A impossibilidade de imaginar uma relação efectiva entre a corrente “sindicalista” e a corrente “específica” do movimento libertário levou o movimento anarco-sindicalista francês a uma situação dramática. Após a última guerra, uma CNT francesa foi formada nas ruínas da CGT-SR. Naquela época, muitos sindicatos franceses ficaram exasperados com o domínio comunista sobre a CGT e pediram para aderir à CNT francesa, que era então dominada por membros da FAI espanhola no exílio e que exigiam que os sindicatos afirmassem ser anarquistas. Naturalmente, recusaram e a CNT francesa permaneceu no estado de microgrupo. Hoje, a CNT francesa, que mais tarde conheceu um desenvolvimento real, está dividida em 3 ou 4 organizações, uma divisão baseada em diferenças complexas relacionadas à sua referência ou rejeição do anarquismo.
Em conclusão, tem razão quando diz que é “a favor da criação de sindicatos de base, não de sindicatos anarquistas”. Mas nesses sindicatos de base, inevitavelmente haverá diferentes correntes políticas competindo para, na melhor das hipóteses, influenciar os trabalhadores, na pior das hipóteses, assumir o controle da organização. Como os anarquistas devem se organizar para enfrentar tal situação?
Diz que é difícil entender a minha posição sobre este ponto-chave.
Não tenho solução, porque depois de 50 anos de militância anarquista não vejo o movimento avançar, ou tão pouco. O único elemento positivo que vejo é a CGT espanhola, mas que também se formou após um confronto entre, por um lado, o que percebo como uma corrente ligada aos valores tradicionais do movimento e uma corrente modernista que quer ter em conta as especificidades do período actual.
De um modo geral, tenho a impressão de que tudo o que o movimento tem feito é baseado em deficientes fundamentos táticos, estratégicos e até doutrinários.
Então, quem sou eu para dizer: “Eis o que fazer”?
No entanto, há uma série de coisas que eu sei.
• Nenhuma revolução será capaz de transformar fundamentalmente o sistema se os trabalhadores que constituem a força viva da sociedade não estiverem anteriormente agrupados em uma organização de massa.
• Nenhuma organização de massas poderá escolher uma orientação libertária se os anarquistas não atuarem em massa nesta organização de forma coordenada, assumindo mandatos eletivos, estando constantemente presentes nas lutas.
• Os anarquistas não podem privar-se de uma organização estruturada, seu modo de intervenção, público ou não, sendo variável de acordo com as circunstâncias.
Abraço fraterno
René Berthier“
(*) René Berthier nasceu em 1946 e milita no movimento anarquista desde os seus tempos de estudante. No principio dos anos 70 participa em Paris no Centro de Sociologia Libertária animado por Gaston Leval, junto de quem adquire uma sólida formação teórica. Em 1972 adere à CGT do Livro, integrando o sindicato dos revisores, e trabalha numa grande tipografia, com 1800 trabalhadores.

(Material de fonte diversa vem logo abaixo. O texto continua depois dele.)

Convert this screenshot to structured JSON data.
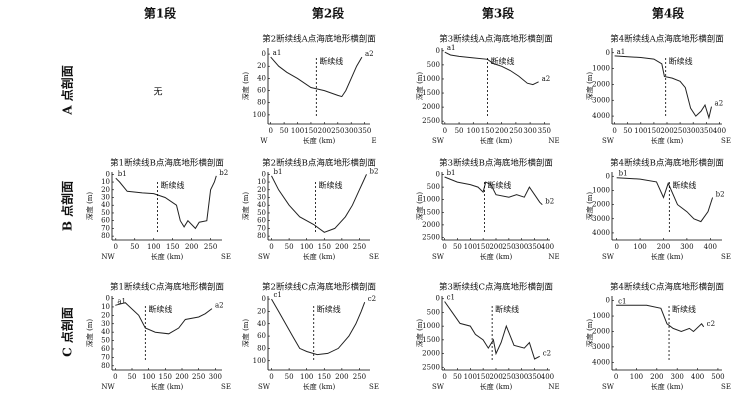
{
  "column_headers": [
    "第1段",
    "第2段",
    "第3段",
    "第4段"
  ],
  "row_labels": [
    "A 点剖面",
    "B 点剖面",
    "C 点剖面"
  ],
  "empty_cell": "无",
  "chart_data": [
    {
      "type": "line",
      "title": "第2断续线A点海底地形横剖面",
      "x_label": "长度 (km)",
      "y_label": "深度 (m)",
      "x_start_label": "W",
      "x_end_label": "E",
      "start_label": "a1",
      "end_label": "a2",
      "x": [
        0,
        10,
        30,
        60,
        100,
        150,
        200,
        250,
        265,
        280,
        300,
        320,
        340
      ],
      "values": [
        5,
        10,
        20,
        30,
        40,
        55,
        60,
        68,
        70,
        60,
        40,
        20,
        5
      ],
      "xlim": [
        -10,
        370
      ],
      "xticks": [
        0,
        50,
        100,
        150,
        200,
        250,
        300,
        350
      ],
      "ylim": [
        -10,
        115
      ],
      "yticks": [
        0,
        20,
        40,
        60,
        80,
        100
      ],
      "y_inverted": true,
      "color": "#222222",
      "annotation": {
        "text": "断续线",
        "x": 170
      }
    },
    {
      "type": "line",
      "title": "第3断续线A点海底地形横剖面",
      "x_label": "长度 (km)",
      "y_label": "深度 (m)",
      "x_start_label": "SW",
      "x_end_label": "NE",
      "start_label": "a1",
      "end_label": "a2",
      "x": [
        0,
        20,
        50,
        100,
        150,
        170,
        200,
        230,
        260,
        290,
        310,
        330
      ],
      "values": [
        50,
        150,
        200,
        250,
        300,
        450,
        550,
        700,
        900,
        1150,
        1200,
        1100
      ],
      "xlim": [
        -10,
        370
      ],
      "xticks": [
        0,
        50,
        100,
        150,
        200,
        250,
        300,
        350
      ],
      "ylim": [
        -100,
        2600
      ],
      "yticks": [
        0,
        500,
        1000,
        1500,
        2000,
        2500
      ],
      "y_inverted": true,
      "color": "#222222",
      "annotation": {
        "text": "断续线",
        "x": 150
      }
    },
    {
      "type": "line",
      "title": "第4断续线A点海底地形横剖面",
      "x_label": "长度 (km)",
      "y_label": "深度 (m)",
      "x_start_label": "SW",
      "x_end_label": "SE",
      "start_label": "a1",
      "end_label": "a2",
      "x": [
        0,
        50,
        100,
        150,
        180,
        190,
        220,
        250,
        270,
        290,
        310,
        330,
        345,
        360,
        370
      ],
      "values": [
        200,
        250,
        300,
        400,
        700,
        1500,
        1600,
        1800,
        2200,
        3500,
        4000,
        3700,
        3300,
        4100,
        3400
      ],
      "xlim": [
        -10,
        410
      ],
      "xticks": [
        0,
        50,
        100,
        150,
        200,
        250,
        300,
        350,
        400
      ],
      "ylim": [
        -300,
        4500
      ],
      "yticks": [
        0,
        1000,
        2000,
        3000,
        4000
      ],
      "y_inverted": true,
      "color": "#222222",
      "annotation": {
        "text": "断续线",
        "x": 195
      }
    },
    {
      "type": "line",
      "title": "第1断续线B点海底地形横剖面",
      "x_label": "长度 (km)",
      "y_label": "深度 (m)",
      "x_start_label": "NW",
      "x_end_label": "SE",
      "start_label": "b1",
      "end_label": "b2",
      "x": [
        0,
        10,
        30,
        70,
        100,
        130,
        160,
        170,
        180,
        190,
        210,
        220,
        240,
        250,
        260,
        265
      ],
      "values": [
        5,
        10,
        22,
        24,
        25,
        30,
        40,
        60,
        68,
        60,
        70,
        62,
        60,
        20,
        10,
        2
      ],
      "xlim": [
        -10,
        280
      ],
      "xticks": [
        0,
        50,
        100,
        150,
        200,
        250
      ],
      "ylim": [
        -3,
        85
      ],
      "yticks": [
        0,
        10,
        20,
        30,
        40,
        50,
        60,
        70,
        80
      ],
      "y_inverted": true,
      "color": "#222222",
      "annotation": {
        "text": "断续线",
        "x": 110
      }
    },
    {
      "type": "line",
      "title": "第2断续线B点海底地形横剖面",
      "x_label": "长度 (km)",
      "y_label": "深度 (m)",
      "x_start_label": "SW",
      "x_end_label": "SE",
      "start_label": "b1",
      "end_label": "b2",
      "x": [
        0,
        20,
        50,
        80,
        120,
        150,
        180,
        210,
        230,
        250,
        260,
        270
      ],
      "values": [
        2,
        20,
        40,
        55,
        65,
        75,
        70,
        55,
        40,
        20,
        10,
        0
      ],
      "xlim": [
        -10,
        280
      ],
      "xticks": [
        0,
        50,
        100,
        150,
        200,
        250
      ],
      "ylim": [
        -3,
        85
      ],
      "yticks": [
        0,
        10,
        20,
        30,
        40,
        50,
        60,
        70,
        80
      ],
      "y_inverted": true,
      "color": "#222222",
      "annotation": {
        "text": "断续线",
        "x": 125
      }
    },
    {
      "type": "line",
      "title": "第3断续线B点海底地形横剖面",
      "x_label": "长度 (km)",
      "y_label": "深度 (m)",
      "x_start_label": "SW",
      "x_end_label": "NE",
      "start_label": "b1",
      "end_label": "b2",
      "x": [
        0,
        50,
        100,
        130,
        150,
        160,
        180,
        200,
        250,
        280,
        310,
        330,
        350,
        370,
        380
      ],
      "values": [
        100,
        300,
        400,
        500,
        700,
        300,
        400,
        800,
        900,
        800,
        900,
        500,
        800,
        1100,
        1200
      ],
      "xlim": [
        -10,
        410
      ],
      "xticks": [
        0,
        50,
        100,
        150,
        200,
        250,
        300,
        350,
        400
      ],
      "ylim": [
        -100,
        2600
      ],
      "yticks": [
        0,
        500,
        1000,
        1500,
        2000,
        2500
      ],
      "y_inverted": true,
      "color": "#222222",
      "annotation": {
        "text": "断续线",
        "x": 155
      }
    },
    {
      "type": "line",
      "title": "第4断续线B点海底地形横剖面",
      "x_label": "长度 (km)",
      "y_label": "深度 (m)",
      "x_start_label": "SW",
      "x_end_label": "SE",
      "start_label": "b1",
      "end_label": "b2",
      "x": [
        0,
        100,
        170,
        200,
        220,
        260,
        300,
        330,
        360,
        390,
        410
      ],
      "values": [
        100,
        200,
        400,
        1500,
        500,
        2000,
        2500,
        3000,
        3200,
        2500,
        1500
      ],
      "xlim": [
        -20,
        450
      ],
      "xticks": [
        0,
        100,
        200,
        300,
        400
      ],
      "ylim": [
        -300,
        4500
      ],
      "yticks": [
        0,
        1000,
        2000,
        3000,
        4000
      ],
      "y_inverted": true,
      "color": "#222222",
      "annotation": {
        "text": "断续线",
        "x": 225
      }
    },
    {
      "type": "line",
      "title": "第1断续线C点海底地形横剖面",
      "x_label": "长度 (km)",
      "y_label": "深度 (m)",
      "x_start_label": "NW",
      "x_end_label": "SE",
      "start_label": "a1",
      "end_label": "a2",
      "x": [
        0,
        30,
        70,
        90,
        120,
        160,
        190,
        210,
        250,
        270,
        290
      ],
      "values": [
        8,
        5,
        20,
        35,
        40,
        42,
        35,
        25,
        22,
        18,
        12
      ],
      "xlim": [
        -10,
        320
      ],
      "xticks": [
        0,
        50,
        100,
        150,
        200,
        250,
        300
      ],
      "ylim": [
        -3,
        85
      ],
      "yticks": [
        0,
        10,
        20,
        30,
        40,
        50,
        60,
        70,
        80
      ],
      "y_inverted": true,
      "color": "#222222",
      "annotation": {
        "text": "断续线",
        "x": 90
      }
    },
    {
      "type": "line",
      "title": "第2断续线C点海底地形横剖面",
      "x_label": "长度 (km)",
      "y_label": "深度 (m)",
      "x_start_label": "SW",
      "x_end_label": "SE",
      "start_label": "c1",
      "end_label": "c2",
      "x": [
        0,
        20,
        40,
        60,
        80,
        100,
        130,
        160,
        190,
        220,
        240,
        255,
        265
      ],
      "values": [
        0,
        20,
        40,
        60,
        80,
        85,
        90,
        88,
        80,
        60,
        40,
        20,
        5
      ],
      "xlim": [
        -10,
        280
      ],
      "xticks": [
        0,
        50,
        100,
        150,
        200,
        250
      ],
      "ylim": [
        -5,
        115
      ],
      "yticks": [
        0,
        20,
        40,
        60,
        80,
        100
      ],
      "y_inverted": true,
      "color": "#222222",
      "annotation": {
        "text": "断续线",
        "x": 120
      }
    },
    {
      "type": "line",
      "title": "第3断续线C点海底地形横剖面",
      "x_label": "长度 (km)",
      "y_label": "深度 (m)",
      "x_start_label": "SW",
      "x_end_label": "NE",
      "start_label": "c1",
      "end_label": "c2",
      "x": [
        0,
        30,
        60,
        100,
        120,
        150,
        170,
        190,
        200,
        220,
        240,
        270,
        310,
        330,
        350,
        370
      ],
      "values": [
        100,
        500,
        900,
        1000,
        1300,
        1500,
        1800,
        1500,
        2000,
        1600,
        1000,
        1700,
        1800,
        1600,
        2200,
        2100
      ],
      "xlim": [
        -10,
        410
      ],
      "xticks": [
        0,
        50,
        100,
        150,
        200,
        250,
        300,
        350,
        400
      ],
      "ylim": [
        -100,
        2600
      ],
      "yticks": [
        0,
        500,
        1000,
        1500,
        2000,
        2500
      ],
      "y_inverted": true,
      "color": "#222222",
      "annotation": {
        "text": "断续线",
        "x": 185
      }
    },
    {
      "type": "line",
      "title": "第4断续线C点海底地形横剖面",
      "x_label": "长度 (km)",
      "y_label": "深度 (m)",
      "x_start_label": "SW",
      "x_end_label": "SE",
      "start_label": "c1",
      "end_label": "c2",
      "x": [
        0,
        150,
        220,
        250,
        280,
        320,
        360,
        380,
        420,
        430
      ],
      "values": [
        300,
        300,
        500,
        1500,
        1800,
        2000,
        1800,
        2000,
        1500,
        1700
      ],
      "xlim": [
        -20,
        520
      ],
      "xticks": [
        0,
        100,
        200,
        300,
        400,
        500
      ],
      "ylim": [
        -300,
        4500
      ],
      "yticks": [
        0,
        1000,
        2000,
        3000,
        4000
      ],
      "y_inverted": true,
      "color": "#222222",
      "annotation": {
        "text": "断续线",
        "x": 260
      }
    }
  ]
}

Em 1984 adere ao grupo Pierre Besnard da Federação Anarquista Francófona e anima emissões da Radio Libertaire.
Publica dezenas de textos na imprensa libertária, tendo publicado também vários livros teóricos sobre o anarquismo e o pensamento de Bakunine.
Milita actualmente no Grupo Gaston Leval da Federação Anarquista e consagra o seu tempo à escrita no domínio teórico e histórico e ao trabalho organizativo no plano internacional.